Cox has presented a range of popular science documentaries for BBC Radio 4, BBC Radio 3 and BBC World Service, including Sounds of Science, Aural Architecture, Life’s Soundtrack, Science vs Strad, The Pleasure of Noise, World Musical Instruments, Dragon's Lab, Biomimicry and Save our Sounds. He was co-originator and judge of BBC Radio 4’ ‘So You Want To Be A Scientist?’, a competition to find Britain’s best amateur scientist. He has appeared on Inside Science.

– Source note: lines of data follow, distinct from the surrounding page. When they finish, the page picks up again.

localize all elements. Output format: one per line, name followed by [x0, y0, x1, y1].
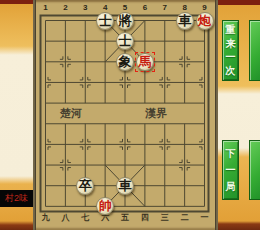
file-label-bottom: 九 — [39, 213, 53, 223]
xiangqi-board[interactable]: 123456789 九八七六五四三二一 楚河 漢界 士將車炮士象馬卒車帥 — [33, 0, 218, 230]
piece-red-cannon[interactable]: 炮 — [196, 12, 214, 30]
piece-black-advisor-a[interactable]: 士 — [96, 12, 114, 30]
file-label-bottom: 一 — [198, 213, 212, 223]
restart-button[interactable]: 重来一次 — [222, 20, 239, 81]
piece-black-pawn[interactable]: 卒 — [76, 177, 94, 195]
file-label-bottom: 五 — [118, 213, 132, 223]
piece-black-advisor-b[interactable]: 士 — [116, 32, 134, 50]
page-background-left: 村2味 — [0, 0, 33, 230]
file-label-top: 3 — [78, 3, 92, 13]
file-label-top: 6 — [138, 3, 152, 13]
cutoff-button-bottom[interactable] — [249, 140, 260, 200]
piece-red-horse[interactable]: 馬 — [136, 53, 154, 71]
file-label-top: 2 — [58, 3, 72, 13]
river-label-chu: 楚河 — [60, 107, 98, 120]
file-label-top: 7 — [158, 3, 172, 13]
piece-black-chariot-a[interactable]: 車 — [176, 12, 194, 30]
file-label-bottom: 四 — [138, 213, 152, 223]
file-label-bottom: 七 — [78, 213, 92, 223]
piece-black-elephant[interactable]: 象 — [116, 53, 134, 71]
file-label-top: 1 — [39, 3, 53, 13]
file-label-bottom: 二 — [178, 213, 192, 223]
file-label-bottom: 三 — [158, 213, 172, 223]
page-background-right: 重来一次 下一局 — [218, 0, 260, 230]
piece-black-general[interactable]: 將 — [116, 12, 134, 30]
next-game-button[interactable]: 下一局 — [222, 140, 239, 200]
xiangqi-game-screen: 村2味 123456789 九八七六五四三二一 楚河 漢界 士將車炮士象馬卒車帥… — [0, 0, 260, 230]
level-label: 村2味 — [0, 190, 33, 207]
file-label-bottom: 八 — [58, 213, 72, 223]
cutoff-button-top[interactable] — [249, 20, 260, 81]
piece-red-general[interactable]: 帥 — [96, 197, 114, 215]
river-label-han: 漢界 — [145, 107, 183, 120]
piece-black-chariot-b[interactable]: 車 — [116, 177, 134, 195]
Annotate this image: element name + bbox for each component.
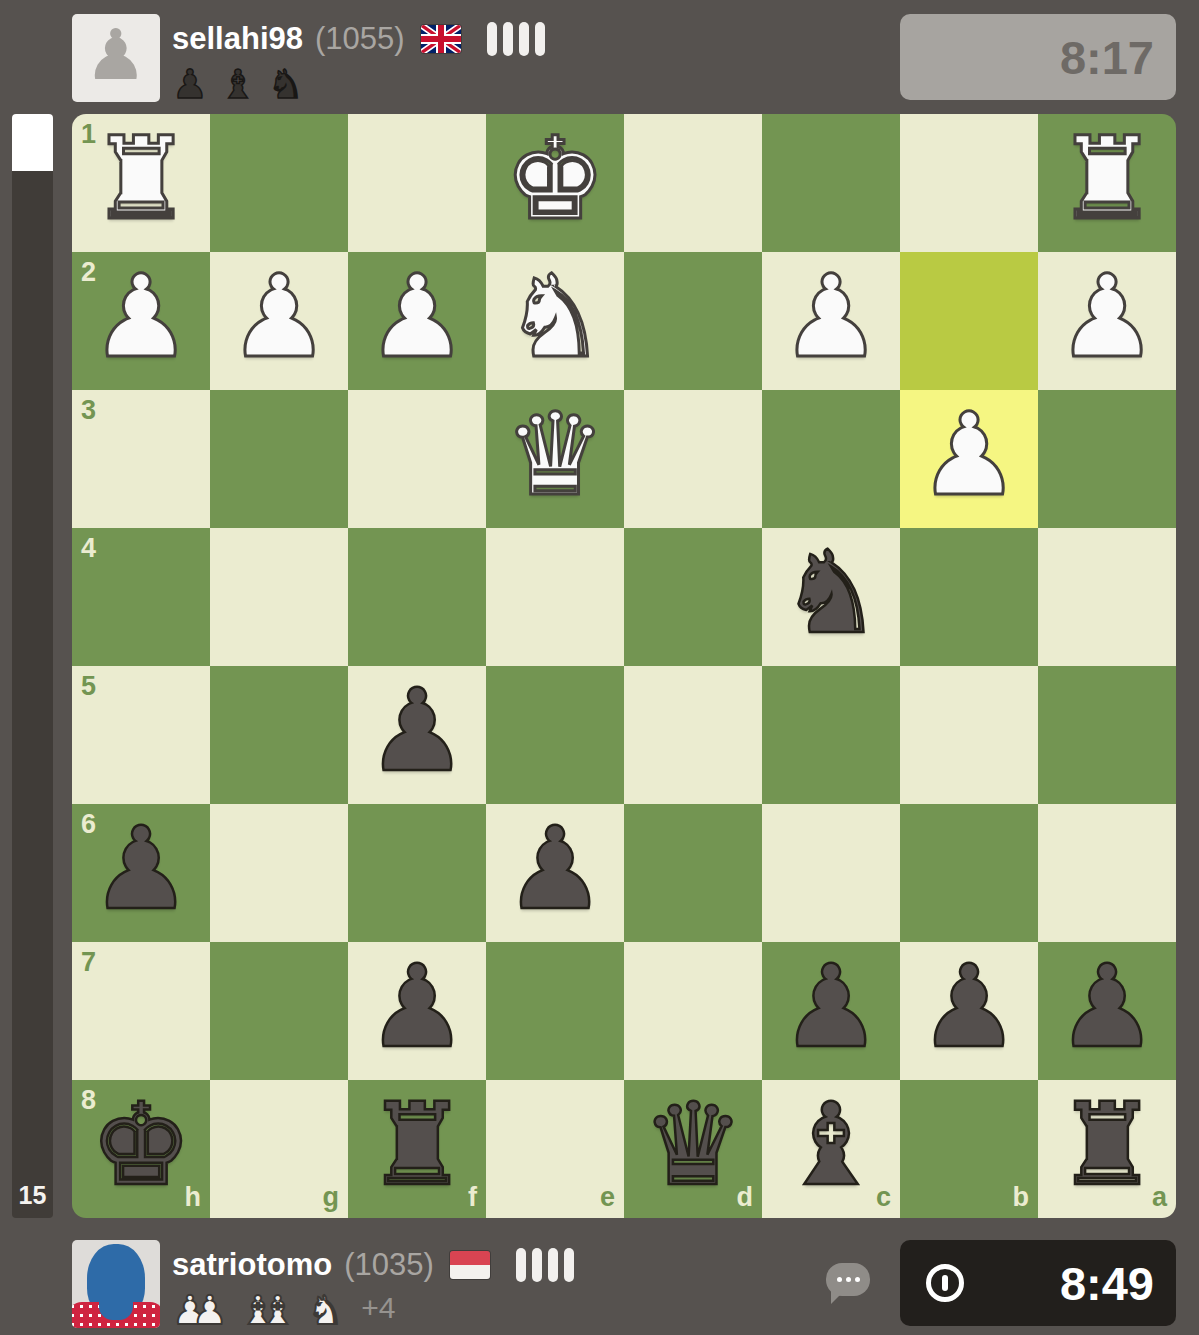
file-label-c: c [876,1184,891,1211]
captured-group: ♝ [220,64,256,104]
square-a1[interactable]: ♜ [1038,114,1176,252]
rank-label-6: 6 [81,811,96,838]
captured-black-bishop-icon: ♝ [220,64,256,104]
black-rook-f8[interactable]: ♜ [366,1088,468,1202]
connection-bars-icon [487,22,545,56]
square-d1[interactable] [624,114,762,252]
square-c7[interactable]: ♟ [762,942,900,1080]
black-pawn-a7[interactable]: ♟ [1056,950,1158,1064]
square-a3[interactable] [1038,390,1176,528]
captured-white-pawn-icon: ♟ [192,1290,228,1330]
square-a5[interactable] [1038,666,1176,804]
square-a6[interactable] [1038,804,1176,942]
square-g5[interactable] [210,666,348,804]
square-c5[interactable] [762,666,900,804]
white-pawn-c2[interactable]: ♟ [780,260,882,374]
square-e5[interactable] [486,666,624,804]
square-d6[interactable] [624,804,762,942]
rank-label-1: 1 [81,121,96,148]
square-e8[interactable]: e [486,1080,624,1218]
black-rook-a8[interactable]: ♜ [1056,1088,1158,1202]
square-f6[interactable] [348,804,486,942]
square-e2[interactable]: ♞ [486,252,624,390]
file-label-e: e [600,1184,615,1211]
material-advantage: +4 [361,1291,395,1330]
square-g6[interactable] [210,804,348,942]
square-b7[interactable]: ♟ [900,942,1038,1080]
captured-white-bishop-icon: ♝ [260,1290,296,1330]
clock-running-icon [926,1264,964,1302]
square-d5[interactable] [624,666,762,804]
clock-bottom: 8:49 [900,1240,1176,1326]
black-knight-c4[interactable]: ♞ [780,536,882,650]
square-d4[interactable] [624,528,762,666]
square-h2[interactable]: 2♟ [72,252,210,390]
white-pawn-f2[interactable]: ♟ [366,260,468,374]
clock-top-time: 8:17 [1060,30,1154,85]
file-label-a: a [1152,1184,1167,1211]
evaluation-bar: 15 [12,114,53,1218]
rank-label-7: 7 [81,949,96,976]
black-pawn-f7[interactable]: ♟ [366,950,468,1064]
black-pawn-c7[interactable]: ♟ [780,950,882,1064]
eval-white-portion [12,114,53,171]
rating-bottom: (1035) [344,1247,434,1283]
black-pawn-b7[interactable]: ♟ [918,950,1020,1064]
square-f3[interactable] [348,390,486,528]
square-d3[interactable] [624,390,762,528]
player-avatar-top[interactable]: ♟ [72,14,160,102]
square-g2[interactable]: ♟ [210,252,348,390]
square-f7[interactable]: ♟ [348,942,486,1080]
black-pawn-f5[interactable]: ♟ [366,674,468,788]
square-f5[interactable]: ♟ [348,666,486,804]
square-c1[interactable] [762,114,900,252]
square-h8[interactable]: 8h♚ [72,1080,210,1218]
white-pawn-h2[interactable]: ♟ [90,260,192,374]
square-g8[interactable]: g [210,1080,348,1218]
white-rook-h1[interactable]: ♜ [90,122,192,236]
chat-button[interactable] [826,1263,870,1296]
captured-group: ♞ [307,1290,343,1330]
square-e7[interactable] [486,942,624,1080]
rank-label-4: 4 [81,535,96,562]
black-queen-d8[interactable]: ♛ [642,1088,744,1202]
rank-label-8: 8 [81,1087,96,1114]
connection-bars-icon [516,1248,574,1282]
square-h4[interactable]: 4 [72,528,210,666]
pawn-avatar-icon: ♟ [85,20,148,90]
square-a8[interactable]: a♜ [1038,1080,1176,1218]
square-h7[interactable]: 7 [72,942,210,1080]
username-bottom[interactable]: satriotomo [172,1247,332,1283]
square-e4[interactable] [486,528,624,666]
square-a7[interactable]: ♟ [1038,942,1176,1080]
square-b8[interactable]: b [900,1080,1038,1218]
white-knight-e2[interactable]: ♞ [504,260,606,374]
square-c6[interactable] [762,804,900,942]
chess-game-screen: { "game": "chess", "position": { "fen": … [0,0,1199,1335]
captured-pieces-top: ♟♝♞ [172,62,545,104]
square-b5[interactable] [900,666,1038,804]
uk-flag-icon [421,25,461,53]
chess-board: 1♜♚♜2♟♟♟♞♟♟3♛♟4♞5♟6♟♟7♟♟♟♟8h♚gf♜ed♛c♝ba♜ [72,114,1176,1218]
square-c4[interactable]: ♞ [762,528,900,666]
white-pawn-a2[interactable]: ♟ [1056,260,1158,374]
captured-group: ♝♝ [240,1290,296,1330]
square-c8[interactable]: c♝ [762,1080,900,1218]
square-h5[interactable]: 5 [72,666,210,804]
file-label-g: g [323,1184,340,1211]
square-e3[interactable]: ♛ [486,390,624,528]
square-c3[interactable] [762,390,900,528]
square-e1[interactable]: ♚ [486,114,624,252]
white-king-e1[interactable]: ♚ [504,122,606,236]
white-pawn-g2[interactable]: ♟ [228,260,330,374]
square-b2[interactable] [900,252,1038,390]
clock-top: 8:17 [900,14,1176,100]
captured-group: ♞ [268,64,304,104]
player-avatar-bottom[interactable] [72,1240,160,1328]
captured-white-knight-icon: ♞ [307,1290,343,1330]
square-g3[interactable] [210,390,348,528]
white-rook-a1[interactable]: ♜ [1056,122,1158,236]
white-pawn-b3[interactable]: ♟ [918,398,1020,512]
rank-label-3: 3 [81,397,96,424]
username-top[interactable]: sellahi98 [172,21,303,57]
eval-score: 15 [12,1181,53,1210]
square-g4[interactable] [210,528,348,666]
rank-label-5: 5 [81,673,96,700]
square-f8[interactable]: f♜ [348,1080,486,1218]
square-b3[interactable]: ♟ [900,390,1038,528]
captured-black-pawn-icon: ♟ [172,64,208,104]
file-label-d: d [737,1184,754,1211]
rating-top: (1055) [315,21,405,57]
square-b1[interactable] [900,114,1038,252]
indonesia-flag-icon [450,1251,490,1279]
captured-group: ♟ [172,64,208,104]
clock-bottom-time: 8:49 [1060,1256,1154,1311]
file-label-h: h [185,1184,202,1211]
white-queen-e3[interactable]: ♛ [504,398,606,512]
file-label-b: b [1013,1184,1030,1211]
square-h1[interactable]: 1♜ [72,114,210,252]
person-avatar-icon [72,1240,160,1328]
black-pawn-h6[interactable]: ♟ [90,812,192,926]
file-label-f: f [468,1184,477,1211]
captured-group: ♟♟ [172,1290,228,1330]
square-h3[interactable]: 3 [72,390,210,528]
square-g1[interactable] [210,114,348,252]
player-info-top: sellahi98 (1055) ♟♝♞ [172,20,545,104]
square-a2[interactable]: ♟ [1038,252,1176,390]
square-d2[interactable] [624,252,762,390]
square-f2[interactable]: ♟ [348,252,486,390]
square-d8[interactable]: d♛ [624,1080,762,1218]
black-bishop-c8[interactable]: ♝ [780,1088,882,1202]
square-c2[interactable]: ♟ [762,252,900,390]
captured-black-knight-icon: ♞ [268,64,304,104]
rank-label-2: 2 [81,259,96,286]
square-d7[interactable] [624,942,762,1080]
square-b6[interactable] [900,804,1038,942]
square-h6[interactable]: 6♟ [72,804,210,942]
black-king-h8[interactable]: ♚ [90,1088,192,1202]
black-pawn-e6[interactable]: ♟ [504,812,606,926]
square-e6[interactable]: ♟ [486,804,624,942]
captured-pieces-bottom: ♟♟♝♝♞+4 [172,1288,574,1330]
square-f1[interactable] [348,114,486,252]
square-f4[interactable] [348,528,486,666]
player-info-bottom: satriotomo (1035) ♟♟♝♝♞+4 [172,1246,574,1330]
square-b4[interactable] [900,528,1038,666]
square-g7[interactable] [210,942,348,1080]
square-a4[interactable] [1038,528,1176,666]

He is host of the Inventive Podcast, mixing Engineering Fact and Fiction.

==Media coverage==
Since the 1990s, Cox has been communicating acoustic engineering to the public working on projects worth over £1 million. He was given the Institute of Acoustics award for promoting acoustics to the public in 2009. He was a finalist at Famelab, a ‘Pop Idol’-style competition to find science communicators for television. He has been involved in projects to produce teaching resources for pupils, the last having reached more than a quarter of a million pupils. He has developed and presented science shows seen by 17,000 pupils, including appearances in London at the Royal Albert Hall, the Purcell Rooms at the South Bank Centre and the Royal Institution. At one stage, he held the Guinness World Record for the world’s largest whoopee cushion, based on a stage prop used at the "Beautiful Music – Horrible Sounds" show. He set the Guinness World Record for the 'Longest echo' in the Inchindown oil tanks.

He has gained worldwide news coverage for stories such as "Does a duck quack echo?" and "The Worst Sound in the World". He has also investigated the World's scariest scream. In addition, he has appeared in features on BBC1, Teachers TV, Discovery and National Geographic channels, and as an expert in news items on a variety of television and radio channels.